At the Massachusetts Institute of Technology, scientists have developed a new technique that can transform tissue samples into flexible surfaces.
That way, lab techs can stretch out the samples and label them more easily for further examination.
The research team believes this technology could one day help usher in the most comprehensive map of the human brain yet.
Superhero-like stretching capabilities aren't just for Elastigirl. Researchers at the Massachusetts Institute of Technology have come up with a new technology that can make any tissue sample exceptionally flexible.
ELAST technology (Entangled Link-Augmented Stretchable Tissue-hydrogel) is a chemical process that makes tissue samples very thin, very stretchy, compressible, and borderline indestructible. With it, lab technicians can more quickly and easily conduct fluorescent labeling in cells, proteins, or other genetic materials within organs like the brain or lungs. That, in turn, could enable faster research discoveries.

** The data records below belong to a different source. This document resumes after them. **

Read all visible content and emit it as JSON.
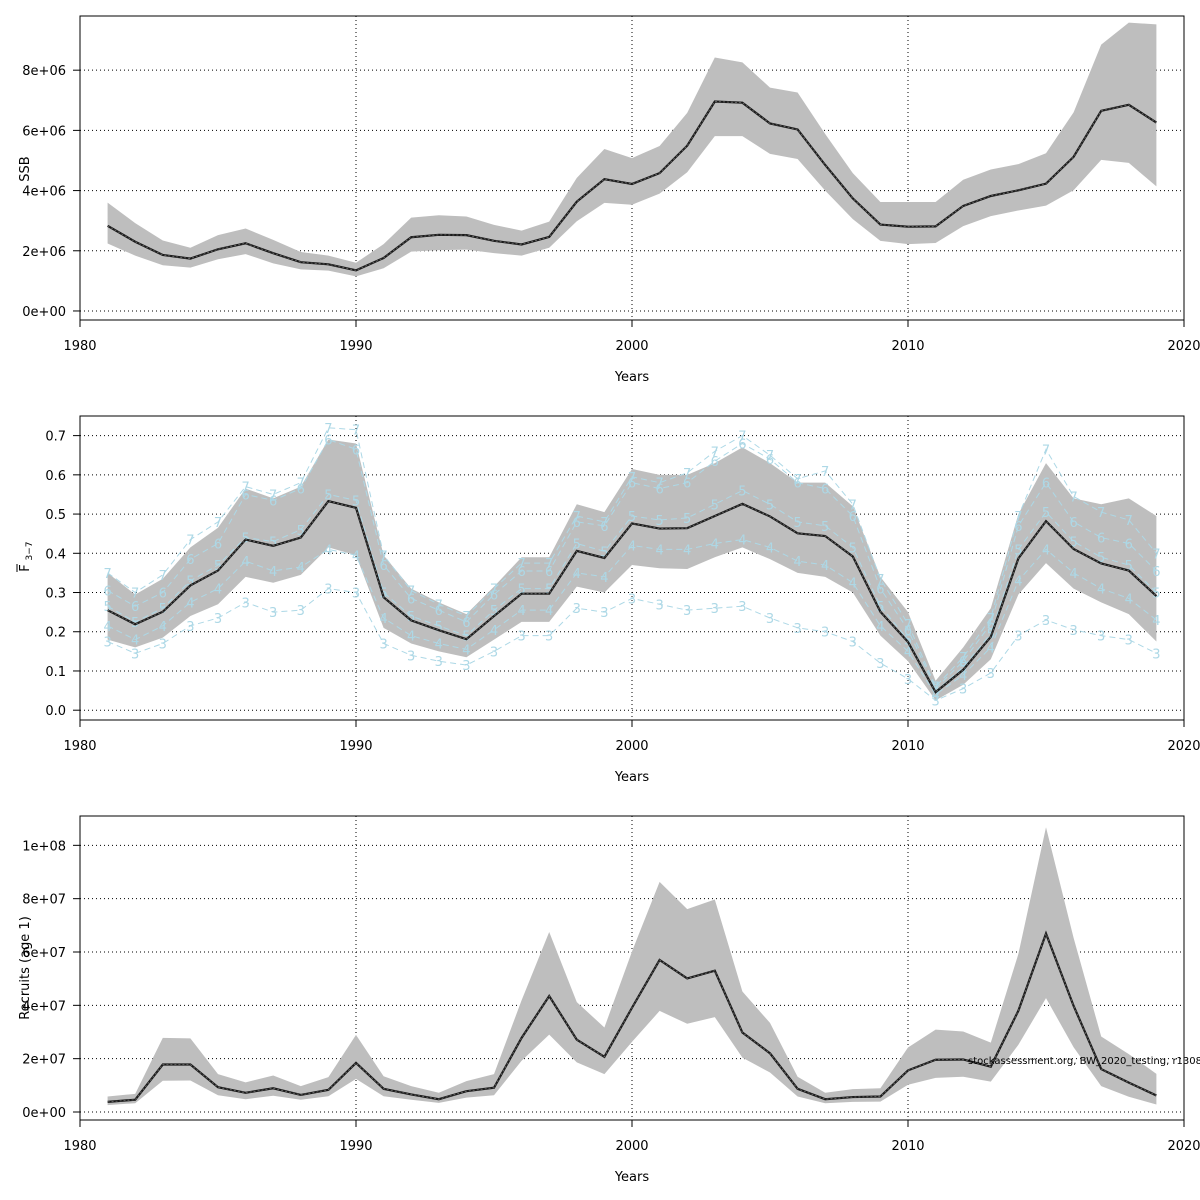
{
  "watermark": "stockassessment.org, BW_2020_testing, r1308",
  "colors": {
    "band": "#bebebe",
    "line": "#1a1a1a",
    "age": "#add8e6",
    "grid": "#000000"
  },
  "chart_data": [
    {
      "type": "area",
      "xlabel": "Years",
      "ylabel": "SSB",
      "xlim": [
        1980,
        2020
      ],
      "ylim": [
        -300000,
        9800000
      ],
      "xticks": [
        1980,
        1990,
        2000,
        2010,
        2020
      ],
      "xtick_labels": [
        "1980",
        "1990",
        "2000",
        "2010",
        "2020"
      ],
      "yticks": [
        0,
        2000000,
        4000000,
        6000000,
        8000000
      ],
      "ytick_labels": [
        "0e+00",
        "2e+06",
        "4e+06",
        "6e+06",
        "8e+06"
      ],
      "grid": true,
      "x": [
        1981,
        1982,
        1983,
        1984,
        1985,
        1986,
        1987,
        1988,
        1989,
        1990,
        1991,
        1992,
        1993,
        1994,
        1995,
        1996,
        1997,
        1998,
        1999,
        2000,
        2001,
        2002,
        2003,
        2004,
        2005,
        2006,
        2007,
        2008,
        2009,
        2010,
        2011,
        2012,
        2013,
        2014,
        2015,
        2016,
        2017,
        2018,
        2019
      ],
      "series": [
        {
          "role": "estimate",
          "values": [
            2830000,
            2300000,
            1860000,
            1740000,
            2050000,
            2250000,
            1920000,
            1620000,
            1550000,
            1350000,
            1760000,
            2450000,
            2530000,
            2520000,
            2330000,
            2210000,
            2460000,
            3630000,
            4380000,
            4220000,
            4580000,
            5490000,
            6960000,
            6920000,
            6230000,
            6030000,
            4850000,
            3740000,
            2870000,
            2800000,
            2810000,
            3490000,
            3820000,
            4010000,
            4230000,
            5120000,
            6650000,
            6850000,
            6260000
          ]
        },
        {
          "role": "lower",
          "values": [
            2240000,
            1840000,
            1520000,
            1440000,
            1720000,
            1890000,
            1580000,
            1380000,
            1340000,
            1150000,
            1420000,
            1970000,
            2020000,
            2040000,
            1920000,
            1840000,
            2100000,
            2980000,
            3590000,
            3530000,
            3900000,
            4610000,
            5810000,
            5810000,
            5220000,
            5050000,
            4000000,
            3050000,
            2330000,
            2220000,
            2260000,
            2820000,
            3150000,
            3340000,
            3500000,
            4010000,
            5020000,
            4920000,
            4140000
          ]
        },
        {
          "role": "upper",
          "values": [
            3600000,
            2920000,
            2340000,
            2100000,
            2520000,
            2740000,
            2360000,
            1960000,
            1840000,
            1600000,
            2220000,
            3100000,
            3180000,
            3140000,
            2860000,
            2670000,
            2970000,
            4420000,
            5380000,
            5080000,
            5480000,
            6580000,
            8420000,
            8260000,
            7420000,
            7260000,
            5880000,
            4580000,
            3620000,
            3620000,
            3620000,
            4360000,
            4700000,
            4880000,
            5240000,
            6600000,
            8850000,
            9580000,
            9520000
          ]
        }
      ]
    },
    {
      "type": "line",
      "xlabel": "Years",
      "ylabel_main": "F",
      "ylabel_sub": "3−7",
      "xlim": [
        1980,
        2020
      ],
      "ylim": [
        -0.025,
        0.75
      ],
      "xticks": [
        1980,
        1990,
        2000,
        2010,
        2020
      ],
      "xtick_labels": [
        "1980",
        "1990",
        "2000",
        "2010",
        "2020"
      ],
      "yticks": [
        0,
        0.1,
        0.2,
        0.3,
        0.4,
        0.5,
        0.6,
        0.7
      ],
      "ytick_labels": [
        "0.0",
        "0.1",
        "0.2",
        "0.3",
        "0.4",
        "0.5",
        "0.6",
        "0.7"
      ],
      "grid": true,
      "x": [
        1981,
        1982,
        1983,
        1984,
        1985,
        1986,
        1987,
        1988,
        1989,
        1990,
        1991,
        1992,
        1993,
        1994,
        1995,
        1996,
        1997,
        1998,
        1999,
        2000,
        2001,
        2002,
        2003,
        2004,
        2005,
        2006,
        2007,
        2008,
        2009,
        2010,
        2011,
        2012,
        2013,
        2014,
        2015,
        2016,
        2017,
        2018,
        2019
      ],
      "series": [
        {
          "role": "estimate",
          "values": [
            0.255,
            0.219,
            0.251,
            0.318,
            0.356,
            0.435,
            0.419,
            0.44,
            0.533,
            0.516,
            0.288,
            0.229,
            0.204,
            0.181,
            0.24,
            0.297,
            0.297,
            0.406,
            0.388,
            0.476,
            0.463,
            0.464,
            0.495,
            0.526,
            0.494,
            0.451,
            0.444,
            0.392,
            0.251,
            0.174,
            0.046,
            0.103,
            0.187,
            0.387,
            0.482,
            0.411,
            0.374,
            0.356,
            0.291
          ]
        },
        {
          "role": "lower",
          "values": [
            0.18,
            0.16,
            0.185,
            0.24,
            0.27,
            0.34,
            0.325,
            0.345,
            0.415,
            0.395,
            0.21,
            0.17,
            0.15,
            0.135,
            0.18,
            0.225,
            0.225,
            0.315,
            0.3,
            0.37,
            0.362,
            0.36,
            0.39,
            0.415,
            0.385,
            0.35,
            0.34,
            0.3,
            0.19,
            0.125,
            0.025,
            0.065,
            0.13,
            0.295,
            0.375,
            0.31,
            0.275,
            0.245,
            0.175
          ]
        },
        {
          "role": "upper",
          "values": [
            0.35,
            0.295,
            0.335,
            0.415,
            0.465,
            0.565,
            0.54,
            0.57,
            0.69,
            0.68,
            0.395,
            0.31,
            0.275,
            0.245,
            0.315,
            0.39,
            0.39,
            0.525,
            0.505,
            0.615,
            0.6,
            0.6,
            0.63,
            0.67,
            0.63,
            0.58,
            0.58,
            0.52,
            0.34,
            0.25,
            0.075,
            0.16,
            0.26,
            0.5,
            0.63,
            0.54,
            0.525,
            0.54,
            0.495
          ]
        },
        {
          "role": "age",
          "name": "3",
          "values": [
            0.175,
            0.145,
            0.17,
            0.215,
            0.235,
            0.275,
            0.25,
            0.255,
            0.31,
            0.3,
            0.17,
            0.14,
            0.125,
            0.115,
            0.15,
            0.19,
            0.19,
            0.26,
            0.25,
            0.285,
            0.27,
            0.255,
            0.26,
            0.265,
            0.235,
            0.21,
            0.2,
            0.175,
            0.12,
            0.08,
            0.025,
            0.055,
            0.095,
            0.19,
            0.23,
            0.205,
            0.19,
            0.18,
            0.145
          ]
        },
        {
          "role": "age",
          "name": "4",
          "values": [
            0.215,
            0.18,
            0.215,
            0.275,
            0.31,
            0.38,
            0.355,
            0.365,
            0.41,
            0.395,
            0.235,
            0.19,
            0.17,
            0.155,
            0.205,
            0.255,
            0.255,
            0.35,
            0.34,
            0.42,
            0.41,
            0.41,
            0.425,
            0.435,
            0.415,
            0.38,
            0.37,
            0.325,
            0.215,
            0.15,
            0.04,
            0.09,
            0.16,
            0.33,
            0.41,
            0.35,
            0.31,
            0.285,
            0.23
          ]
        },
        {
          "role": "age",
          "name": "5",
          "values": [
            0.265,
            0.225,
            0.26,
            0.33,
            0.37,
            0.44,
            0.43,
            0.46,
            0.55,
            0.535,
            0.3,
            0.24,
            0.215,
            0.19,
            0.255,
            0.31,
            0.31,
            0.425,
            0.405,
            0.495,
            0.485,
            0.49,
            0.525,
            0.56,
            0.525,
            0.48,
            0.47,
            0.415,
            0.265,
            0.18,
            0.048,
            0.11,
            0.195,
            0.41,
            0.505,
            0.43,
            0.39,
            0.37,
            0.3
          ]
        },
        {
          "role": "age",
          "name": "6",
          "values": [
            0.305,
            0.265,
            0.3,
            0.385,
            0.425,
            0.55,
            0.535,
            0.565,
            0.69,
            0.665,
            0.37,
            0.285,
            0.255,
            0.225,
            0.295,
            0.355,
            0.355,
            0.48,
            0.47,
            0.58,
            0.565,
            0.58,
            0.635,
            0.68,
            0.64,
            0.58,
            0.565,
            0.495,
            0.31,
            0.205,
            0.055,
            0.125,
            0.22,
            0.47,
            0.58,
            0.48,
            0.44,
            0.425,
            0.355
          ]
        },
        {
          "role": "age",
          "name": "7",
          "values": [
            0.35,
            0.3,
            0.345,
            0.435,
            0.48,
            0.57,
            0.55,
            0.58,
            0.72,
            0.715,
            0.395,
            0.305,
            0.27,
            0.24,
            0.31,
            0.375,
            0.375,
            0.495,
            0.48,
            0.595,
            0.58,
            0.605,
            0.66,
            0.7,
            0.65,
            0.59,
            0.61,
            0.525,
            0.335,
            0.22,
            0.06,
            0.135,
            0.235,
            0.495,
            0.665,
            0.545,
            0.505,
            0.485,
            0.4
          ]
        }
      ]
    },
    {
      "type": "area",
      "xlabel": "Years",
      "ylabel": "Recruits (age 1)",
      "xlim": [
        1980,
        2020
      ],
      "ylim": [
        -3000000,
        111000000
      ],
      "xticks": [
        1980,
        1990,
        2000,
        2010,
        2020
      ],
      "xtick_labels": [
        "1980",
        "1990",
        "2000",
        "2010",
        "2020"
      ],
      "yticks": [
        0,
        20000000,
        40000000,
        60000000,
        80000000,
        100000000
      ],
      "ytick_labels": [
        "0e+00",
        "2e+07",
        "4e+07",
        "6e+07",
        "8e+07",
        "1e+08"
      ],
      "grid": true,
      "x": [
        1981,
        1982,
        1983,
        1984,
        1985,
        1986,
        1987,
        1988,
        1989,
        1990,
        1991,
        1992,
        1993,
        1994,
        1995,
        1996,
        1997,
        1998,
        1999,
        2000,
        2001,
        2002,
        2003,
        2004,
        2005,
        2006,
        2007,
        2008,
        2009,
        2010,
        2011,
        2012,
        2013,
        2014,
        2015,
        2016,
        2017,
        2018,
        2019
      ],
      "series": [
        {
          "role": "estimate",
          "values": [
            3800000,
            4600000,
            17800000,
            17800000,
            9300000,
            7200000,
            8900000,
            6400000,
            8300000,
            18400000,
            8700000,
            6600000,
            4800000,
            7800000,
            9100000,
            27800000,
            43500000,
            27100000,
            20700000,
            39100000,
            57000000,
            50100000,
            53000000,
            29800000,
            22000000,
            8700000,
            4800000,
            5600000,
            5800000,
            15600000,
            19600000,
            19700000,
            17000000,
            38000000,
            66900000,
            39800000,
            16100000,
            11000000,
            6200000
          ]
        },
        {
          "role": "lower",
          "values": [
            2600000,
            3300000,
            11700000,
            11800000,
            6300000,
            4800000,
            6100000,
            4600000,
            5900000,
            12400000,
            5900000,
            4600000,
            3400000,
            5400000,
            6300000,
            19200000,
            29000000,
            18600000,
            14200000,
            26300000,
            37900000,
            33100000,
            35600000,
            20400000,
            14800000,
            5800000,
            3300000,
            3800000,
            3900000,
            10200000,
            12800000,
            13200000,
            11400000,
            25200000,
            42700000,
            24300000,
            9700000,
            5700000,
            2800000
          ]
        },
        {
          "role": "upper",
          "values": [
            5800000,
            6800000,
            27800000,
            27600000,
            14200000,
            11100000,
            13700000,
            9700000,
            13100000,
            28900000,
            13400000,
            9700000,
            7200000,
            11600000,
            14200000,
            41900000,
            67500000,
            41200000,
            31700000,
            60200000,
            86300000,
            76100000,
            79700000,
            45200000,
            33400000,
            13200000,
            7200000,
            8600000,
            8900000,
            24200000,
            30900000,
            30200000,
            26000000,
            59300000,
            106800000,
            65300000,
            28300000,
            21700000,
            14300000
          ]
        }
      ]
    }
  ]
}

The MIT researchers published their work last month in the journal Nature Methods.
Kwanghun Chung, an associate professor of chemical engineering at MIT, developed the new process while working on a complex project five years in the making: building the most comprehensive map to date of the the human brain.
To realize that model, Chung needs to label and scan each and every fine cellular and molecular detail in even the thickest slabs of brain tissue, in order to preserve its three-dimensional structure. The lab must also be able to preserve these samples for years, as they go through various rounds of labeling.
"When people donate their brain, it is like they are donating a library," Chung says in a prepared statement. "Each one contains a library worth of information. You cannot access all the books in the library at the same time. We have to repeatedly be able to access the library without damaging it. Each of these brains is an extremely precious resource."
Engineering ELAST meant settling on the ideal formulation for a gel-like chemical called polyacrylamide. The beauty industry actually uses this polymer as a stabilizer and binder in lotions and other cosmetics. In Chung's new version, there's a high concentration of acrylamide, which results in a tangled set of long polymer chains with links that slip and slide around.
That gives the gel structural integrity, but also loads of flexibility. So when the gel is applied, cells and molecules of the tissue in question are trapped inside the web of polymer chains. In turn, the sample can withstand stretching and squashing, without fear of tearing.
In their study, the scientists say they can stretch out human and mouse brain tissues to twice their width and length. Or they can compress the brain tissue to one tenth of its original thickness with no residual distortion afterward.
"These results demonstrate that ELAST enables fully reversible tissue shape transformation while preserving structural and molecular information in the tissue," the scientists note in their paper.
It can take up to 21 days for the tissues to fuse together with the polyacrylamide gel, achieving full flexibility, but the payoff is vast: lab technicians can label cells much more quickly while stretching the tissue out.
In one case study, the team compressed a 5-millimeter-thick cross section of a human brain, needing only 24 hours to label the entire sample. Back in 2013, Chung and company took the same amount of time to label a section that's 1/10 the thickness of that sample.